Analysis
We estimated the effect of turf species on canopy-forming species as the
log-transformed response ratio (LNRR; Hedges et al. 1999). LNRR was
chosen for its similarity to the calculation of non-trophic species
interaction strengths from experimental data (Armas et al. 2004). The
direction of effects from all studies can be interpreted as species
interactions. A positive LNRR results from the negative effect that the
understory has on the canopy, such that, for example, the removal of
turfs results in higher canopy abundance in the experimental plot than
in the unmanipulated control. Because several metrics resulted in a
negative data point (e.g., negative growth rates), we standardized data
by study by adding the minimum data value to each data point in the
study to make the minimum data value zero, and then a small amount
(0.001) was added to all zero means and standard deviations. We used a
version of LNRR corrected for small sample size (equations 10 and 11 in
Lajeunesse 2015).
We analyzed the data using mixed effects meta-regression, with random
effects to account for variation within and among studies. Separate
models were run for observational and experimental studies, as the
methods differed significantly among the two study types. The random
effect structure for both experimental and observational data allowed
intercepts to vary among studies. Experimental random effects included
an additional term allowing intercepts to vary among different response
types (density, proportion, canopy length, growth rate), as, unlike in
observational studies, experimental studies often reported the results
of multiple different experiments that measured responses in multiple
ways (Appendix S2).
In addition to the fundamental differences between experimental and
observational methods, experimental interactions were often estimated at
multiple time points. There are many ways to model repeated measures in
meta-analysis (Koricheva et al. 2013). Because we were interested in
whether the effect of the understory changed through time, the number of
days since the start of the experiment was included in each experimental
model. For certain nested models, likelihood ratio tests were used to
determine whether additive or multiplicative model structures should be
used (Appendix S2 Table S3). In all analyses, model coefficients are
weighted by study precision (inverse variance) to give more weight to
more highly replicated studies.
To quantify the overall effect of turfs on the canopy, across all
studies, we used a random effects model with no fixed effects, removing
studies that manipulated herbivory. To quantify the effects of our
explanatory variables (functional group, depth, latitude), we used a
mixed effects model with the same random effect structure as our overall
effects model. To quantify the effects of herbivores, we subsetted the
data to only studies that included an herbivory treatment. We also ran
each experimental model separately for canopies in the order
Laminariales (“kelps”) and canopies in the order Fucales (Appendix
S3). Other orders present in the dataset (Dictyotales and
Desmarestiales) were not independently tested as there were too few
samples (n Dictyotales = 2, n Desmarestiales = 5).

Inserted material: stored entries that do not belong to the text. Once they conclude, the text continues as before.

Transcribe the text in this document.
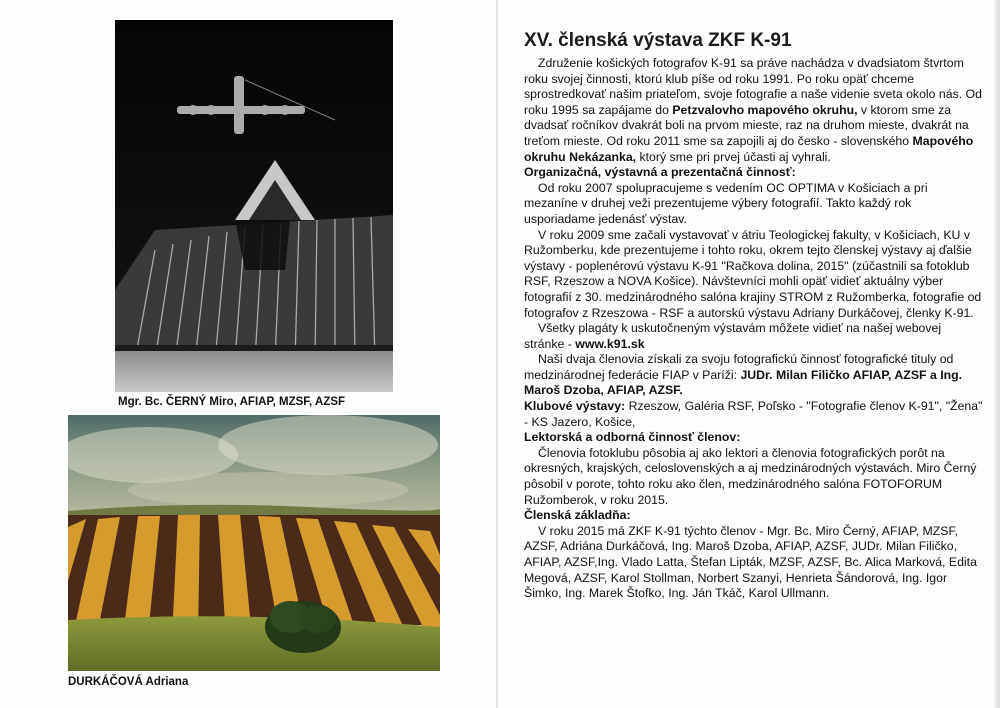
Mgr. Bc. ČERNÝ Miro, AFIAP, MZSF, AZSF
DURKÁČOVÁ Adriana
XV. členská výstava ZKF K-91

Združenie košických fotografov K-91 sa práve nachádza v dvadsiatom štvrtom roku svojej činnosti, ktorú klub píše od roku 1991. Po roku opäť chceme sprostredkovať našim priateľom, svoje fotografie a naše videnie sveta okolo nás. Od roku 1995 sa zapájame do Petzvalovho mapového okruhu, v ktorom sme za dvadsať ročníkov dvakrát boli na prvom mieste, raz na druhom mieste, dvakrát na treťom mieste. Od roku 2011 sme sa zapojili aj do česko - slovenského Mapového okruhu Nekázanka, ktorý sme pri prvej účasti aj vyhrali.

Organizačná, výstavná a prezentačná činnosť:

Od roku 2007 spolupracujeme s vedením OC OPTIMA v Košiciach a pri mezaníne v druhej veži prezentujeme výbery fotografií. Takto každý rok usporiadame jedenásť výstav.

V roku 2009 sme začali vystavovať v átriu Teologickej fakulty, v Košiciach, KU v Ružomberku, kde prezentujeme i tohto roku, okrem tejto členskej výstavy aj ďalšie výstavy - poplenérovú výstavu K-91 "Račkova dolina, 2015" (zúčastnili sa fotoklub RSF, Rzeszow a NOVA Košice). Návštevníci mohli opäť vidieť aktuálny výber fotografií z 30. medzinárodného salóna krajiny STROM z Ružomberka, fotografie od fotografov z Rzeszowa - RSF a autorskú výstavu Adriany Durkáčovej, členky K-91.

Všetky plagáty k uskutočneným výstavám môžete vidieť na našej webovej stránke - www.k91.sk

Naši dvaja členovia získali za svoju fotografickú činnosť fotografické tituly od medzinárodnej federácie FIAP v Paríži: JUDr. Milan Filičko AFIAP, AZSF a Ing. Maroš Dzoba, AFIAP, AZSF.

Klubové výstavy: Rzeszow, Galéria RSF, Poľsko - "Fotografie členov K-91", "Žena" - KS Jazero, Košice,

Lektorská a odborná činnosť členov:

Členovia fotoklubu pôsobia aj ako lektori a členovia fotografických porôt na okresných, krajských, celoslovenských a aj medzinárodných výstavách. Miro Černý pôsobil v porote, tohto roku ako člen, medzinárodného salóna FOTOFORUM Ružomberok, v roku 2015.

Členská základňa:

V roku 2015 má ZKF K-91 týchto členov - Mgr. Bc. Miro Černý, AFIAP, MZSF, AZSF, Adriána Durkáčová, Ing. Maroš Dzoba, AFIAP, AZSF, JUDr. Milan Filičko, AFIAP, AZSF,Ing. Vlado Latta, Štefan Lipták, MZSF, AZSF, Bc. Alica Marková, Edita Megová, AZSF, Karol Stollman, Norbert Szanyi, Henrieta Šándorová, Ing. Igor Šimko, Ing. Marek Štofko, Ing. Ján Tkáč, Karol Ullmann.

Pseudo-R2 was calculated for each mixed model as the
proportion of total variance explained relative to a random-effects only
model. Models were fit with restricted maximum-likelihood estimation and
the significance of model coefficients and of linear contrasts was
determined using Wald-Type Tests (Viechtbauer 2010). We conducted a
series of analyses (Appendix S2) demonstrating that LNRR was not related
to study year, plot size, or inclusion of artificial understory.
Finally, publication bias was tested for all data (Appendix S2).